Livre de Bruno LATOUR : OU ATTERRIR ? COMMENT S’ORIENTER EN POLITIQUE
Bruno Latour est sociologue, anthropologue et philosophe des sciences. Ses travaux foisonnants et originaux sur la recherche scientifique comme construction sociale ont fait de lui un intellectuel atypique et reconnu. Dans son dernier essai, “ Où atterrir ? comment s’orienter en poli
tique”1, il poursuit la réflexion amenée dans son précédent livre2 autour de la notion de Nouveau Régime Climatique, affirmant qu’on ne peut plus continuellement remettre à plus tard la politisation des problématiques environnementales. Il nous propose une analyse de la situation actuelle à
travers la métaphore de l’avion, proposant un vol de reconnaissance puis cherchant une piste d’atterrissage afin de réconcilier les enjeux écologiques et sociaux. En voici quelques idées phares tournant autour d’une question centrale : Comment re-politiser les questions écologiques ?
LE SYSTÈME-TERRE, UN ACTEUR POLITIQUE
“Dans ces livres fondateurs, Bruno Latour proposait de renoncer aux vieilles distinctions propres à la pensée “moderne” occidentale – en particulier entre nature et société – au profit d’une nouvelle description du monde dans lequel nous vivons. Elle l’a conduit à accorder une importance considérable à la crise écologique et au rôle des sciences en démocratie”.3 Une autre originalité de Bruno Latour a été d’intégrer les objets inertes et non inertes dans le cadre d’études sociologiques, en tant qu’acteur influençant les relations humaines. Dans cette continuité, Bruno Latour introduit l’idée que la nature, en tant que système et entité interagissant avec les humains, est devenue à son tour un acteur à part entière… mais un acteur politique !

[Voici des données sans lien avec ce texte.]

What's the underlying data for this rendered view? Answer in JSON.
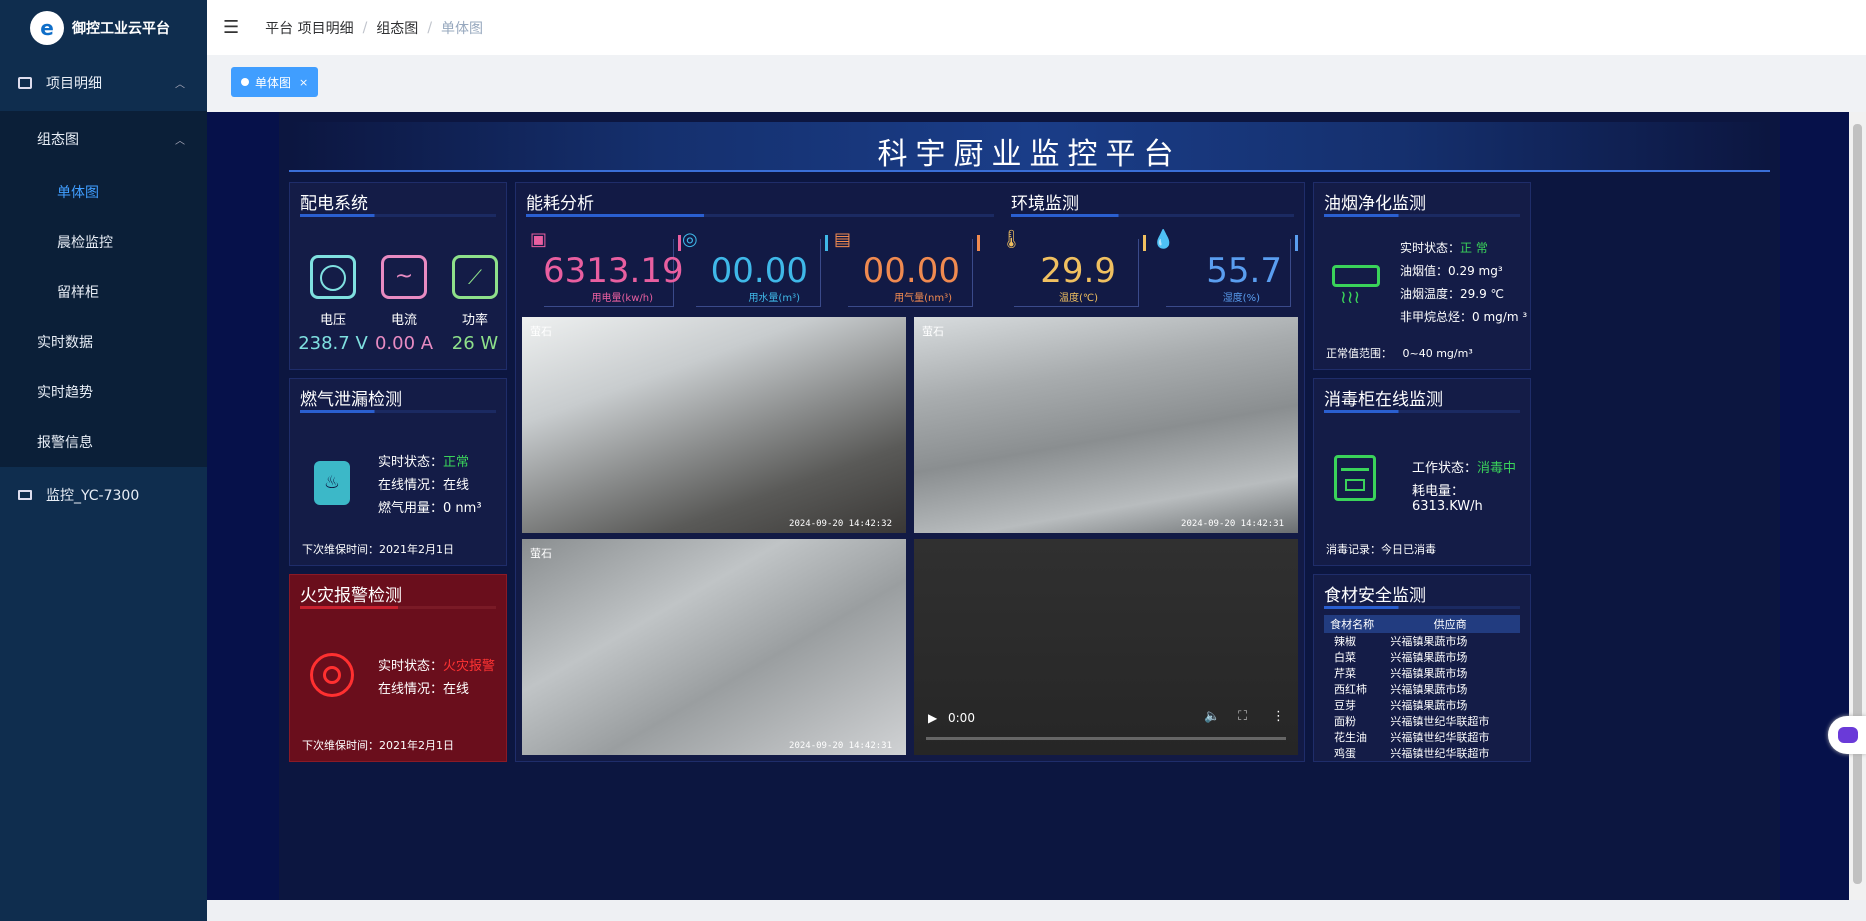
{
  "app": {
    "name": "御控工业云平台",
    "logo_glyph": "e"
  },
  "sidebar": {
    "items": [
      {
        "label": "项目明细"
      },
      {
        "label": "组态图"
      },
      {
        "label": "单体图"
      },
      {
        "label": "晨检监控"
      },
      {
        "label": "留样柜"
      },
      {
        "label": "实时数据"
      },
      {
        "label": "实时趋势"
      },
      {
        "label": "报警信息"
      },
      {
        "label": "监控_YC-7300"
      }
    ]
  },
  "header": {
    "breadcrumb": [
      "平台 项目明细",
      "组态图",
      "单体图"
    ],
    "sep": "/"
  },
  "tabs": [
    {
      "label": "单体图",
      "close": "×"
    }
  ],
  "dash": {
    "title": "科宇厨业监控平台",
    "power": {
      "title": "配电系统",
      "items": [
        {
          "label": "电压",
          "value": "238.7 V",
          "color": "#7fe0e0"
        },
        {
          "label": "电流",
          "value": "0.00 A",
          "color": "#e88bc2"
        },
        {
          "label": "功率",
          "value": "26 W",
          "color": "#8ee08a"
        }
      ]
    },
    "energy": {
      "title": "能耗分析",
      "meters": [
        {
          "value": "6313.19",
          "label": "用电量(kw/h)",
          "color": "#e95fa0",
          "icon": "electricity-icon"
        },
        {
          "value": "00.00",
          "label": "用水量(m³)",
          "color": "#3fb8e8",
          "icon": "water-icon"
        },
        {
          "value": "00.00",
          "label": "用气量(nm³)",
          "color": "#f08a50",
          "icon": "gas-icon"
        }
      ]
    },
    "env": {
      "title": "环境监测",
      "meters": [
        {
          "value": "29.9",
          "label": "温度(℃)",
          "color": "#f0c060",
          "icon": "thermometer-icon"
        },
        {
          "value": "55.7",
          "label": "湿度(%)",
          "color": "#5a9ef0",
          "icon": "humidity-icon"
        }
      ]
    },
    "smoke": {
      "title": "油烟净化监测",
      "rows": [
        {
          "k": "实时状态：",
          "v": "正 常"
        },
        {
          "k": "油烟值：",
          "v": "0.29 mg³"
        },
        {
          "k": "油烟温度：",
          "v": "29.9 ℃"
        },
        {
          "k": "非甲烷总烃：",
          "v": "0     mg/m ³"
        }
      ],
      "range_label": "正常值范围：",
      "range": "0~40 mg/m³"
    },
    "gas": {
      "title": "燃气泄漏检测",
      "rows": [
        {
          "k": "实时状态：",
          "v": "正常"
        },
        {
          "k": "在线情况：",
          "v": "在线"
        },
        {
          "k": "燃气用量：",
          "v": "0      nm³"
        }
      ],
      "next": "下次维保时间：2021年2月1日"
    },
    "fire": {
      "title": "火灾报警检测",
      "rows": [
        {
          "k": "实时状态：",
          "v": "火灾报警"
        },
        {
          "k": "在线情况：",
          "v": "在线"
        }
      ],
      "next": "下次维保时间：2021年2月1日"
    },
    "disinfect": {
      "title": "消毒柜在线监测",
      "rows": [
        {
          "k": "工作状态：",
          "v": "消毒中"
        },
        {
          "k": "耗电量：",
          "v": "6313.KW/h"
        }
      ],
      "record": "消毒记录：今日已消毒"
    },
    "food": {
      "title": "食材安全监测",
      "headers": [
        "食材名称",
        "供应商"
      ],
      "rows": [
        [
          "辣椒",
          "兴福镇果蔬市场"
        ],
        [
          "白菜",
          "兴福镇果蔬市场"
        ],
        [
          "芹菜",
          "兴福镇果蔬市场"
        ],
        [
          "西红柿",
          "兴福镇果蔬市场"
        ],
        [
          "豆芽",
          "兴福镇果蔬市场"
        ],
        [
          "面粉",
          "兴福镇世纪华联超市"
        ],
        [
          "花生油",
          "兴福镇世纪华联超市"
        ],
        [
          "鸡蛋",
          "兴福镇世纪华联超市"
        ]
      ]
    },
    "cams": [
      {
        "brand": "萤石",
        "time": "2024-09-20 14:42:32"
      },
      {
        "brand": "萤石",
        "time": "2024-09-20 14:42:31"
      },
      {
        "brand": "萤石",
        "time": "2024-09-20 14:42:31"
      }
    ],
    "video": {
      "time": "0:00"
    }
  }
}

Galilée a démontré que la Terre est en mouvement, Bruno Latour affirme que notre planète a aussi un comportement. Elle réagit à ce que les humains lui font subir depuis que nous sommes entrés dans l’ère de l’Anthropocène.4 “La Nature constituait l’arrière-plan de nos actions. Elle obéissait à des lois mais ne se mêlait pas de nos histoires. Or, à cause des effets imprévus de l’histoire humaine, ce que nous regroupions sous le nom de Nature quitte l’arrière-plan et monte sur scène. L’air, les océans, les glaciers, le climat, les sols, tout ce que nous avons rendu instable, interagit avec nous. Nous sommes entrés dans la géohistoire. Avec le risque d’une guerre de tous contre tous”.5
LA FIN DU PROJET DE MODERNISATION
La vision critique qu’a développé Bruno Latour des Modernistes ne date pas d’hier.6 Aujourd’hui encore, il déplore le manque d’anticipation et de lucidité du projet moderniste : “Comment prendre pour réaliste un projet de modernisation (…) et des théories économiques incapables d’intégrer dans leurs calculs la rareté des ressources dont elles avaient pourtant pour but de prévoir l’épuisement ? Comment parler d’efficacité à propos de systèmes techniques qui n’ont pas su intégrer dans leurs plans de quoi durer plus de quelques décennies ? Comment appeler rationaliste un idéal de civilisation coupable d’une erreur si magistrale qu’elle interdit à des parents de céder un monde habitable à nos enfants ?”7
Les classes dirigeantes ont compris que la modernisation est bel et bien terminée et que l’Histoire ne menait plus vers un horizon commun où “tous les humains” pourraient également prospérer. Bruno Latour fait alors le lien entre trois phénomènes révélateurs du basculement vers le nouveau régime climatique : dérégulation et globalisation, explosion des inégalités et négationnisme climatique. Il pose l’hypothèse de la manière suivante : “Les élites ont été si bien convaincues qu’il n’y aurait pas de vie future pour tout le monde qu’elles ont décidé de se débarrasser au plus vite de tous les fardeaux de la solidarité – c’est la dérégulation ; qu’il fallait construire une sorte de forteresse dorée pour les quelques pourcent qui allaient pouvoir s’en tirer – c’est l’explosion des inégalités ; et que pour dissimuler l’égoïsme crasse d’une telle fuite hors du monde commun, il fallait absolument rejeter la menace à l’origine de cette fuite éperdue – c’est la négation de la mutation climatique”.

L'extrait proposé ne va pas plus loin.